2020年の東京オリンピックの決定以来、国はスポーツへの比重を高めている。スポーツを景気浮揚、国家振興の道具にしようとしている。
しかし、それは相も変らぬ「金メダル何個」で語られる類のものだ。国威発揚のため、世界の一流国としてのステイタスを示すために、エリートアスリートを育成することと、箱物施設を充実させることに力がそそがれている。
先ごろの内閣改造で、文部科学大臣に元五輪選手で、プロレスラーでもあった馳浩が任じられたことが、それを端的に物語っている。
谷亮子、橋本聖子など、エリートアスリート出身の政治家は何人もいるが、彼らが内閣や党の方針に異を唱えることはほとんどない。
指導者に盲目的に従っていた現役時代そのままに、上の言うことに唯々諾々と従うのみである。

今のスポーツ振興は2つの点で大きな問題がある。

一つは、ほぼすべての事業が「2020年」を最終到達点としていること。
それに間に合わせることに全力が注がれており、それ以降の展開が真剣に考慮されていない。
長野五輪でもそうだったが、過大な設備投資がその後、社会の大きな負担となることが予想されている。
人口が減少し、社会が縮小しつつある今の時代にあって、国はサステナブルな思想もなく箱物行政を相も変わらず続けようとしている。

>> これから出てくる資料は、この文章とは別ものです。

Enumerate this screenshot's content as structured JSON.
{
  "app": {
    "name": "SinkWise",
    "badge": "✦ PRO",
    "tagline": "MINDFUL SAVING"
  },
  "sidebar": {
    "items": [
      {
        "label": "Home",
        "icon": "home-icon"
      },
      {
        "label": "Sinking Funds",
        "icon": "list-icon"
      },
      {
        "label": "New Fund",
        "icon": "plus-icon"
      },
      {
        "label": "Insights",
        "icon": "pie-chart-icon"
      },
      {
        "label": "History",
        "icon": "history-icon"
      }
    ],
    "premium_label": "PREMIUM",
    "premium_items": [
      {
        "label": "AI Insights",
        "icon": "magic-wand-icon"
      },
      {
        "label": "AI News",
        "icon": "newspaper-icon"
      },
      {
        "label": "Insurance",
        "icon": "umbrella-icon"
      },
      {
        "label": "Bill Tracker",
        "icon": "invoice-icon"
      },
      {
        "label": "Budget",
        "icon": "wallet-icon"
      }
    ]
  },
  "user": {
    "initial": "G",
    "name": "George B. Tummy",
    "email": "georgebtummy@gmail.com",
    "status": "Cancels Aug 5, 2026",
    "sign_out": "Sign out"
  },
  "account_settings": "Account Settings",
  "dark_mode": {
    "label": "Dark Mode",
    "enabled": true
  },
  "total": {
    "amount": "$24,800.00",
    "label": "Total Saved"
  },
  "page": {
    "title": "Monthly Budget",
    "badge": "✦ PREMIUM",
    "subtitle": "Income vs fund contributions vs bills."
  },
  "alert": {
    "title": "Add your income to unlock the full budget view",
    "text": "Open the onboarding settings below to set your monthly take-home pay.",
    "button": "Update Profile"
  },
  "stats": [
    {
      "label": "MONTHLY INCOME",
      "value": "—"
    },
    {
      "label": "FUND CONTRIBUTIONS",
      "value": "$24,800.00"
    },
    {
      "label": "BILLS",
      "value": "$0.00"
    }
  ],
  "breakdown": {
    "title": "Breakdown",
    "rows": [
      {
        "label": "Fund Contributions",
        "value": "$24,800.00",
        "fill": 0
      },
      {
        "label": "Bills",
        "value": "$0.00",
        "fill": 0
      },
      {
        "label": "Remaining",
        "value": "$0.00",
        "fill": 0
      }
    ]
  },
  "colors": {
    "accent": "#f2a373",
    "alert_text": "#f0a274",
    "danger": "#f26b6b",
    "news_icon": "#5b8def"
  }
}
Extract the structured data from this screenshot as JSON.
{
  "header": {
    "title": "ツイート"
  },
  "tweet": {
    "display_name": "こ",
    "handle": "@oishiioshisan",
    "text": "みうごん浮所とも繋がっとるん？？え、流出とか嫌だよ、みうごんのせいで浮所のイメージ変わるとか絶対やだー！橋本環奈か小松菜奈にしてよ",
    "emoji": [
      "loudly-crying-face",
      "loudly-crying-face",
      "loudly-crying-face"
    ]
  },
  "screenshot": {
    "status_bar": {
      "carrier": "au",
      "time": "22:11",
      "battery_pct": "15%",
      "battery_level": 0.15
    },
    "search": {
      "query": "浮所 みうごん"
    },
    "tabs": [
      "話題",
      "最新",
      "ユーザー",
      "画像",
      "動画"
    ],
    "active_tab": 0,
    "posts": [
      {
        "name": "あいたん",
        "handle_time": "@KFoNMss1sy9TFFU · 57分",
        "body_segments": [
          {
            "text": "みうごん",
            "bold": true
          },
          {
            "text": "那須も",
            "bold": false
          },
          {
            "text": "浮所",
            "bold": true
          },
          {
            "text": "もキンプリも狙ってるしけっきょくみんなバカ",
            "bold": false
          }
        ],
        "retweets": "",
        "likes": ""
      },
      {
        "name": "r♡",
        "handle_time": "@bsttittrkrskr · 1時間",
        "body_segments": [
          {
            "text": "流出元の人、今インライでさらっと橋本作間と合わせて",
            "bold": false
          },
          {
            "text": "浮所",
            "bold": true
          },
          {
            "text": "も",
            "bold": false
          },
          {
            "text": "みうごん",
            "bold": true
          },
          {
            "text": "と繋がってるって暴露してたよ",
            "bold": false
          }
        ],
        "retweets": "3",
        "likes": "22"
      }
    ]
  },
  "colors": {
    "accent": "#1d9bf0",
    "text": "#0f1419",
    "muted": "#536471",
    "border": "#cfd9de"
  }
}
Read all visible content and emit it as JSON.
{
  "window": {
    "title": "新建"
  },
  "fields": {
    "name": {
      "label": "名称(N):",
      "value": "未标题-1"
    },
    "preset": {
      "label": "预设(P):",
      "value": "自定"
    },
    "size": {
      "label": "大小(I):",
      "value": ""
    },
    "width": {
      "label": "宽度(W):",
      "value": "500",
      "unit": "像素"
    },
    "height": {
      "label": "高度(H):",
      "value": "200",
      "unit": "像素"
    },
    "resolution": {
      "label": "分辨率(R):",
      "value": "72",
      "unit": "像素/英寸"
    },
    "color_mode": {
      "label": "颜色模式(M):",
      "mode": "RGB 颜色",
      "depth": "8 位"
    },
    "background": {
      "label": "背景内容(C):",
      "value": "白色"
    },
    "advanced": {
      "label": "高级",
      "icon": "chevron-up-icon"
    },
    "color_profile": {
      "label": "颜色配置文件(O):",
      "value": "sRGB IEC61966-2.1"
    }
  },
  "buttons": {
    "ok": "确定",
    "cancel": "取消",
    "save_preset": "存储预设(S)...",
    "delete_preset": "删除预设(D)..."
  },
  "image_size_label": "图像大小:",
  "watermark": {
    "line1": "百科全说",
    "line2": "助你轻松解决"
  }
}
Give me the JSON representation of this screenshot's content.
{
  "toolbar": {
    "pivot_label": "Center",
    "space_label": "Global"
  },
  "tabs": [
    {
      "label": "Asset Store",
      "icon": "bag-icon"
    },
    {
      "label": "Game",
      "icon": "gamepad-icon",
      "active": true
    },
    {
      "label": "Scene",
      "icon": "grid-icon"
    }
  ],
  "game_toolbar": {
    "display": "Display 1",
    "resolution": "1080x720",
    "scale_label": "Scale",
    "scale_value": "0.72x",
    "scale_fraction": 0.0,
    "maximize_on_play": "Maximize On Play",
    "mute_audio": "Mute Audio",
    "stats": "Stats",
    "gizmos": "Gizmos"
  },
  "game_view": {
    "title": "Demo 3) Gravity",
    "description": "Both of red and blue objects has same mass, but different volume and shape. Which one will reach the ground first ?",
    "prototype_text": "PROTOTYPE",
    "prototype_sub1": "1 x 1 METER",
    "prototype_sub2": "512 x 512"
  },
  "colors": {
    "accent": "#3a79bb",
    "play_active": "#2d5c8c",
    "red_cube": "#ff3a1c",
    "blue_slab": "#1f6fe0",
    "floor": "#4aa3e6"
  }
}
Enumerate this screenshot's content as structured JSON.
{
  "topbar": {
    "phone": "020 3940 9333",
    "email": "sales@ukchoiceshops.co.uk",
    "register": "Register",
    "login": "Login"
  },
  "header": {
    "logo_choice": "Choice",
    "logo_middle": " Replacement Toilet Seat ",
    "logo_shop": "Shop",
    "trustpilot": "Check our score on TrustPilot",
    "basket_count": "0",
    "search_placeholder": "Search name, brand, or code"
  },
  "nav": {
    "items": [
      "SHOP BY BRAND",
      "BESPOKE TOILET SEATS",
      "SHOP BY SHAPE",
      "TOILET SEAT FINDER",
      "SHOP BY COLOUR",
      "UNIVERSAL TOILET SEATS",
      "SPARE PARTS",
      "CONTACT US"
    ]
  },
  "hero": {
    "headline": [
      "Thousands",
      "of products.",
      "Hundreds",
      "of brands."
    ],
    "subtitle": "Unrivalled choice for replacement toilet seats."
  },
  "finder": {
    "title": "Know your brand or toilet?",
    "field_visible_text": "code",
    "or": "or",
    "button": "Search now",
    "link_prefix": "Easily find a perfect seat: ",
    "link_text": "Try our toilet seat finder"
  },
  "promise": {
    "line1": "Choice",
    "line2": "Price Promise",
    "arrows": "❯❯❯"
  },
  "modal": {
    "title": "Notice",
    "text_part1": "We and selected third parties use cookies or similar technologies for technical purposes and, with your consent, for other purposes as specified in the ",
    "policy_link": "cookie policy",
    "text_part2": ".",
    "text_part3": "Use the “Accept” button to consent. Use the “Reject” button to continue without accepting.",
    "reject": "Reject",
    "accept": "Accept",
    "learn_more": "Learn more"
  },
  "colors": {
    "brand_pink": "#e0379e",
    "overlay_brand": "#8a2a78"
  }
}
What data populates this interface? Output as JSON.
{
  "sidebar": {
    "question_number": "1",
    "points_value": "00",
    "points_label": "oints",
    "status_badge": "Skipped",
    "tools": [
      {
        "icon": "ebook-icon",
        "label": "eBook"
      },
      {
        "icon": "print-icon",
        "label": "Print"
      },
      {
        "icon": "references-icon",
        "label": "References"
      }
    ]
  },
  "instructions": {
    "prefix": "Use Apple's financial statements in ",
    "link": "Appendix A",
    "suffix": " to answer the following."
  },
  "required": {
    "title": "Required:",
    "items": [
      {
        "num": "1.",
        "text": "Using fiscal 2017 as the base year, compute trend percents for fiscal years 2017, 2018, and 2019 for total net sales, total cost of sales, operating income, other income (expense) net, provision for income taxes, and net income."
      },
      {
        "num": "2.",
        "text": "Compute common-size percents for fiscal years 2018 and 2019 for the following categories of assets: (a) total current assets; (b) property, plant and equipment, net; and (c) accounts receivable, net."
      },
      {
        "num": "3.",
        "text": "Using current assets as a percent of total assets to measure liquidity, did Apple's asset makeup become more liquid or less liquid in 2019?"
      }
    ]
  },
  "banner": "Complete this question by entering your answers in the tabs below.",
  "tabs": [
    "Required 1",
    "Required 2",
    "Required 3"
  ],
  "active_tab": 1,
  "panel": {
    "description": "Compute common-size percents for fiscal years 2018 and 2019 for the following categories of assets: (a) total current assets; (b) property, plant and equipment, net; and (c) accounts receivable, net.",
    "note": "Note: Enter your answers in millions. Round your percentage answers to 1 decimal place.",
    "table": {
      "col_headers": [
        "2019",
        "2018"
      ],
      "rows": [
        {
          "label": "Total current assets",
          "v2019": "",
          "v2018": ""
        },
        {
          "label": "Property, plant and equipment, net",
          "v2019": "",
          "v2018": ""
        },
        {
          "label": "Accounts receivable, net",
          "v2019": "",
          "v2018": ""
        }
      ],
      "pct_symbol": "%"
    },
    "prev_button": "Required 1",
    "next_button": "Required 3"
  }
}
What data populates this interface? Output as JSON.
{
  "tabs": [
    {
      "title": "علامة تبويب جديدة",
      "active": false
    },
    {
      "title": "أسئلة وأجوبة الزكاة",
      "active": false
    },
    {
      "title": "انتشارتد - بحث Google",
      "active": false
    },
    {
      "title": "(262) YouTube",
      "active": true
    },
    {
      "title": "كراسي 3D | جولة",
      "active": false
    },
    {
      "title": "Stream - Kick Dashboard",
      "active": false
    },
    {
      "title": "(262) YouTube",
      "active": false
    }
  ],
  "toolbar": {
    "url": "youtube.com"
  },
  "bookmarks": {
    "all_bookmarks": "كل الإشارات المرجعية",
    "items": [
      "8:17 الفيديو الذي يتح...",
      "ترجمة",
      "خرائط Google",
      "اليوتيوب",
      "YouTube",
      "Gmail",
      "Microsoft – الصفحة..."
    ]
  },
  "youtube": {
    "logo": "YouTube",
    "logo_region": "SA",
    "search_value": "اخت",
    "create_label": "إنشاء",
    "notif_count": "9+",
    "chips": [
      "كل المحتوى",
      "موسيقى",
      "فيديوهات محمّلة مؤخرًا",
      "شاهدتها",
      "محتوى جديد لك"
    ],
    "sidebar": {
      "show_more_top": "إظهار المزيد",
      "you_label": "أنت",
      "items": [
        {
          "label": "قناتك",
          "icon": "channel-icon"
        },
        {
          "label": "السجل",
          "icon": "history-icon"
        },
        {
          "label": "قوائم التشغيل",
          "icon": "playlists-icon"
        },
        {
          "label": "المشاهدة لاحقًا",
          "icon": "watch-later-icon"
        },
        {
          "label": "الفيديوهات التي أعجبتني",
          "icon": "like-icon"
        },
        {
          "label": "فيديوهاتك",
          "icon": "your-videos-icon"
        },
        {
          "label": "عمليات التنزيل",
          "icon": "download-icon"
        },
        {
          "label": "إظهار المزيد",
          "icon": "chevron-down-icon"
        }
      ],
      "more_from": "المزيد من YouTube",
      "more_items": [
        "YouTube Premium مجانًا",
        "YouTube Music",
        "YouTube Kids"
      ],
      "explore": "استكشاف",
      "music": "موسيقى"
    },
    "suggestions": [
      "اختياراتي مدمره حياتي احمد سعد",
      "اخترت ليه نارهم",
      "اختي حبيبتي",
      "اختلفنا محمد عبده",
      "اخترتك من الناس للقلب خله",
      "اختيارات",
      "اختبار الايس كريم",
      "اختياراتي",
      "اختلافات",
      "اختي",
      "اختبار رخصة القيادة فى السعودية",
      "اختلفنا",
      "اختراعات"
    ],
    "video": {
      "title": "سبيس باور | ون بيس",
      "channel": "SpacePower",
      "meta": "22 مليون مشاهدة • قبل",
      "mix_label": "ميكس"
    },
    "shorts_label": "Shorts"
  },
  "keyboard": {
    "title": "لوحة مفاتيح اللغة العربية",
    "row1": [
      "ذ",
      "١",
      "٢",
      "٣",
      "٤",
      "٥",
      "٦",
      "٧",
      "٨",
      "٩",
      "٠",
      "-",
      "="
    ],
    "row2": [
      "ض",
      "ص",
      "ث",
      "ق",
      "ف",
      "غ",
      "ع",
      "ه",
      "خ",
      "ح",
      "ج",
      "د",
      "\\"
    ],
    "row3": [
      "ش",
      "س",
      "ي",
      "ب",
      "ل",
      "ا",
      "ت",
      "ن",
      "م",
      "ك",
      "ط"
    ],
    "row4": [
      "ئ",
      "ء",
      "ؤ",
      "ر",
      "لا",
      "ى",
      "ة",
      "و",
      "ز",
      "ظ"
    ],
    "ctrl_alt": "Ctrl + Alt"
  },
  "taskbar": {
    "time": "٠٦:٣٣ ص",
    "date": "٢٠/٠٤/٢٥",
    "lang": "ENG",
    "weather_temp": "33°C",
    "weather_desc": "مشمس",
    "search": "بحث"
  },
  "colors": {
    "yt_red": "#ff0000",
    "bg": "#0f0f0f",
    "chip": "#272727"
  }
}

もうひとつは、今回のスポーツへの投資が一般国民にはほとんど恩恵をもたらさないこと。
なるほど、日本人選手がメダルを取れば、日本の国は一時的に盛り上がるだろう。ラグビーがそうだったように、そのスポーツが注目される。ワイドショーの視聴率は上がり、スポーツ業界は一時的に活況を呈すだろう。
しかし、それは大部分の国民にとって何の関係もないところで行われる。
同じ日本人ということ以外何の共通項もない少数の人間がセレブにのし上がり、周囲に小金持ちが生まれる以外に何も状況は変わらない。
日本は、そういうことに予算を投じようとしている。

その予算を「市民スポーツ」「生涯スポーツ」に投じれば、どれだけ大きな効果が上がるかと思う。
レベルは低いかもしれないが、市民が何らかのスポーツに日常的に親しみ、それを長く愛好することは、長期的に見れば医療費の削減に確実につながる。
また、少子高齢化が進む中で希薄になっているといわれるコミュニティの結びつきを強める。
そして何より、市民の幸福感を高める。これはまさに近代スポーツの本義そのものだ。
地域でのスポーツ施設を創設し、市民に安価でスポーツを提供することの意義は非常に大きい。

しかしながら安倍政権はこのことには不熱心だ。新自由主義を信奉する安倍晋三は、富の集中による国力増強に熱心であり、そのために格差が広がることもやむなしとしている。
先月、安倍晋三は、法人税を20%台に下げることを強硬に主張した。自民党内からもそれは企業の内部留保を増やすだけで、社員の所得アップや景気の浮揚には効果がないという声が上がったが、安倍は聞き入れなかった。どこに目が向いているかは、これからも明らかだ。トリクルダウン効果は、主張する本人さえも信じていないまやかしなのだ。
現政権は、低所得者層のスポーツの機会を増大するような非効率で、見栄えのしない政策には関心がないのだ。

その結果として、金持ちが通うスポーツクラブはたくさんできているが、市民が気楽にスポーツに親しむことができる公共施設はむしろ減少している。

さらに言えば、その政策を推進したくとも、肝心の指導者やマネジメントをする人材が育っていないのも事実だ。
「富国強兵」の一環として推進された日本のスポーツにおいては、エリートアスリートに「強制的に鍛錬を強いて結果を出させる」ことに長けた指導者はたくさんいるが、一般市民にスポーツの楽しさを説いて、これに段階的に親しませるような指導者は決定的に不足している。

その結果として、特に野球のような金がかかるスポーツの競技人口は、減少している。野球は低所得者層には手が届かないスポーツになりつつある。

裸で子供を走らせる指導者は論外だが、こうした文脈で現在のスポーツ界を見渡せば、大掛かりなパラダイムシフトが必要なことが見えてくるだろう。

たかだか数年先の「世界大運動会」など、国の将来を考えれば、どうでもよい話なのだ。
スポーツを市民一人ひとりの手に取り戻すことが必要なのだ。
プロ野球ファンにとっても、それは決して無縁の話ではないことを認識していただきたいと思っている。